If necessary then it is possible to restart the server in this section. Please note that all unsaved changes will be lost. It could occur that the configuration manager can not reconnect to the server because of changed web server port or modified restrictions for the current user.

Security

Some security settings

Modifies the SameSite attribute of the Set-Cookie HTTP response header. More information about the SameSite Cookie can be found here: https://developer.mozilla.org/en-US/docs/Web/HTTP/Headers/Set-Cookie/SameSite

Note: Using the value None requires that the browsers accesses the INETAPP server using an HTTPS connection. The login via HTTP is no longer available. If, due to a miss-configuration of the HTTPS access, a login is no longer possible, you have to start the Recovery Manager to correct the issue.

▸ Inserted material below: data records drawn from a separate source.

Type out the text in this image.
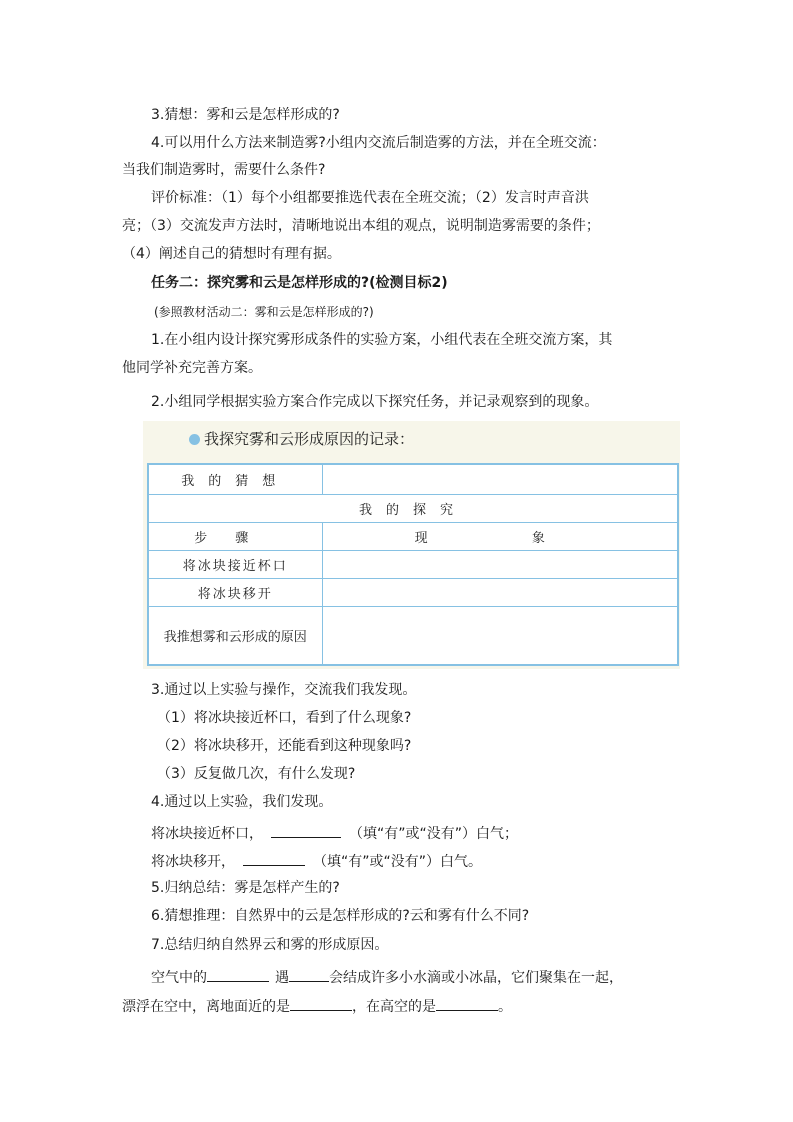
3.猜想：雾和云是怎样形成的?
4.可以用什么方法来制造雾?小组内交流后制造雾的方法，并在全班交流：
当我们制造雾时，需要什么条件?
评价标准：（1）每个小组都要推选代表在全班交流；（2）发言时声音洪
亮；（3）交流发声方法时，清晰地说出本组的观点，说明制造雾需要的条件；
（4）阐述自己的猜想时有理有据。
任务二：探究雾和云是怎样形成的?(检测目标2)
(参照教材活动二：雾和云是怎样形成的?)
1.在小组内设计探究雾形成条件的实验方案，小组代表在全班交流方案，其
他同学补充完善方案。
2.小组同学根据实验方案合作完成以下探究任务，并记录观察到的现象。
我探究雾和云形成原因的记录：
我的猜想	
我的探究	
步骤	现 象

将冰块接近杯口	
将冰块移开	
我推想雾和云形成的原因	
3.通过以上实验与操作，交流我们我发现。
（1）将冰块接近杯口，看到了什么现象?
（2）将冰块移开，还能看到这种现象吗?
（3）反复做几次，有什么发现?
4.通过以上实验，我们发现。
将冰块接近杯口，	（填“有”或“没有”）白气；
将冰块移开，	（填“有”或“没有”）白气。
5.归纳总结：雾是怎样产生的?
6.猜想推理：自然界中的云是怎样形成的?云和雾有什么不同?
7.总结归纳自然界云和雾的形成原因。
空气中的	遇	会结成许多小水滴或小冰晶，它们聚集在一起，
漂浮在空中，离地面近的是	，在高空的是	。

Note: If you're using the OAuth authentication provider you either use Lax or add the providers OAuth URL to the Allowed Cross Origins

Allowed Origins

Enables the Cross-Origin Resource Sharing (CORS) checks. If a value is entered in this fields (see below) it will sent the Access-Control-Allow-Origin to browsers containing:

  1. the values from this field and
  2. the public visible URL

The header entry will make sure the browser adheres to the CORS rules. Additionally the server will also check for that it is addressed with any of the given values. That means that you can not can the servers interface with any other addresses as configured by the public visible URL or any of the values in the Allowed Origins field.

Examples

*

or

http://foo.example.com, http://bar.example.com:9000

or

*.example.com

crossdomain.xml

The content of the crossdomain.xml in the root.

robots.txt

The content of the robots.txt in the root.

Additional HTTP Header

There are two advanced sections, one for additional HTTP and one for HTTPS headers, that can be sent along every response data. This allows to send, e.g. HSTS responses. It is advisable to prefix custom headers with X- to differentiate them from headers of the standard protocol.

Note: Headers that may be interesting for setting up HSTS are documented in the Revewrse Proxy configuration. If your are not using a reverse proxy, you can set these headers here as well.

Note: This feature has to be handled with care to not make server responses unusable by the web client.